Resumiendo podemos decir que lo que Miller plantea, no es tanto cómo se manejó Serguéi con la castración, sino de donde encontró los elementos que le permitieron evitarla o bordearla. Identifica cuáles fueron sus “defensas”7.

Para resolver este tema aborda, junto con el registro imaginario, y el registro simbólico,  el registro Real del goce. Miller se ubica en la modalidad de goce del sujeto y propone desde allí, una lectura defensiva tanto del Nombre del Padre como de la función fálica del encuentro con el goce Otro.

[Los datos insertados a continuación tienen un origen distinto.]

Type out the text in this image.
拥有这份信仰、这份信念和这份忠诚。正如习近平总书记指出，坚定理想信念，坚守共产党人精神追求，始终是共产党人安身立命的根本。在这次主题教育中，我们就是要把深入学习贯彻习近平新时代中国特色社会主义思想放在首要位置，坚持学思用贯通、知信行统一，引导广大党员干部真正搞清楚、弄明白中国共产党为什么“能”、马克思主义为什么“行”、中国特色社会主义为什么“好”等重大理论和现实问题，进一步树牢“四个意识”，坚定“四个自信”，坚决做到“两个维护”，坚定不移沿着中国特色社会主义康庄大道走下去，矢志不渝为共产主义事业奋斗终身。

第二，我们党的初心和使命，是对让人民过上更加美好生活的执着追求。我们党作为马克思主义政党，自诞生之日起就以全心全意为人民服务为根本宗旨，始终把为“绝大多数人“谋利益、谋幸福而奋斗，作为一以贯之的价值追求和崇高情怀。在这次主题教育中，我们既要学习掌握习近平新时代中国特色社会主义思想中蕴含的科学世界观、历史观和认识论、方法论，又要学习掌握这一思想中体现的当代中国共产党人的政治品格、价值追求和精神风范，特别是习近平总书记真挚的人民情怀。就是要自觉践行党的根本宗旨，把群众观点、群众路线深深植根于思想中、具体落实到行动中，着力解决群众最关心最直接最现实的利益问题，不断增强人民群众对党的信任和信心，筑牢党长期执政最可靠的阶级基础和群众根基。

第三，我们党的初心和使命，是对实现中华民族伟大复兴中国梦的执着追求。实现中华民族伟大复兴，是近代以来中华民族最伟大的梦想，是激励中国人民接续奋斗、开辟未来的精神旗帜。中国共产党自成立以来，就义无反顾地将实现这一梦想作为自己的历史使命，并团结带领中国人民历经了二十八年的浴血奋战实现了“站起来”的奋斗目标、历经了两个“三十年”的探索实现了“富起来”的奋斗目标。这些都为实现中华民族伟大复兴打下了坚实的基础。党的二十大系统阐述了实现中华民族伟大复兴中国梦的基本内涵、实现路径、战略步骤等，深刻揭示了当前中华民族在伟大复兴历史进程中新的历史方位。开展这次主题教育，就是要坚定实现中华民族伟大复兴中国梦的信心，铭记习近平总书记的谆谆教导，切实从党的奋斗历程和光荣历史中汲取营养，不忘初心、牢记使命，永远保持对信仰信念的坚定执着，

Su propuesta es que Serguéi se defiende de este goce al actuar con un semblante de hombre, pero sentirse profundamente identificado como una mujer. Se refiere a su madre, presentada como una mujer beata y sumisa. Es, sin duda, una respuesta diferente a responder al goce Otro como el delirio de ser la mujer de Dios de Schreber. Es una especie de evitación con ese encuentro, esto explicaría el porqué de la no actividad, y la pasividad para actuar y decidir del futuro del HL, porque esta “solución” también tiene consecuencias en la capacidad de actuación de la vida cotidiana. Serguéi no se enfrenta a la función simbólica del N del P (no es padre), no hace un uso del falo que apunte en ese sentido. No se encuentra con el goce Otro, porque encuentra una modalidad de goce que lo mantiene a distancia, pero que, a la vez, lo amarra (el coito anal). Puede acceder a las mujeres, pero no a ellas como sujeto, sino sólo en función de objeto; solo se siente atraído por criadas como Gruscha que están fregando el suelo y vistas desde atrás, por nadie más, es decir del trasero de la mujeres sumisas. No sabemos cómo fue la relación de Serguéi con su mujer, sólo que esta se suicidó. No es buena idea especular con esto. La sugerencia de Miller es que un sujeto puede encontrar al igual que el HL otras soluciones para hacer de semblante y de suplencia del NP y de la función del falo, y lo propone como tema de investigación para el psicoanálisis.

La propuesta

Por mi parte insisto en mi pequeña aportación. El HL no se desencadenó:

1.       Porque encontró un padre imaginario que le sostuvo siempre y opero como NP: Freud por el mismo o por delegación en sus seguidores. Es decir por el mantenimiento de la transferencia.
2.       Porque encontró un modo de nombrarse y hacer vínculo social : el hombre de los lobos en la comunidad psicoanalítica, que le dio protección y por ello podía vender sus cuadros, y publicar sus autobiografías (a propuesta de M. Gardiner) y conceder entrevistas a periodistas con su nuevo nombre HL y no Sergei. Y finalmente,
3.       Porque logró un buen síntoma que le permitió no encontrarse nunca con el goce Otro y la función simbólica de padre como dice Miller. La modalidad de goce sexual.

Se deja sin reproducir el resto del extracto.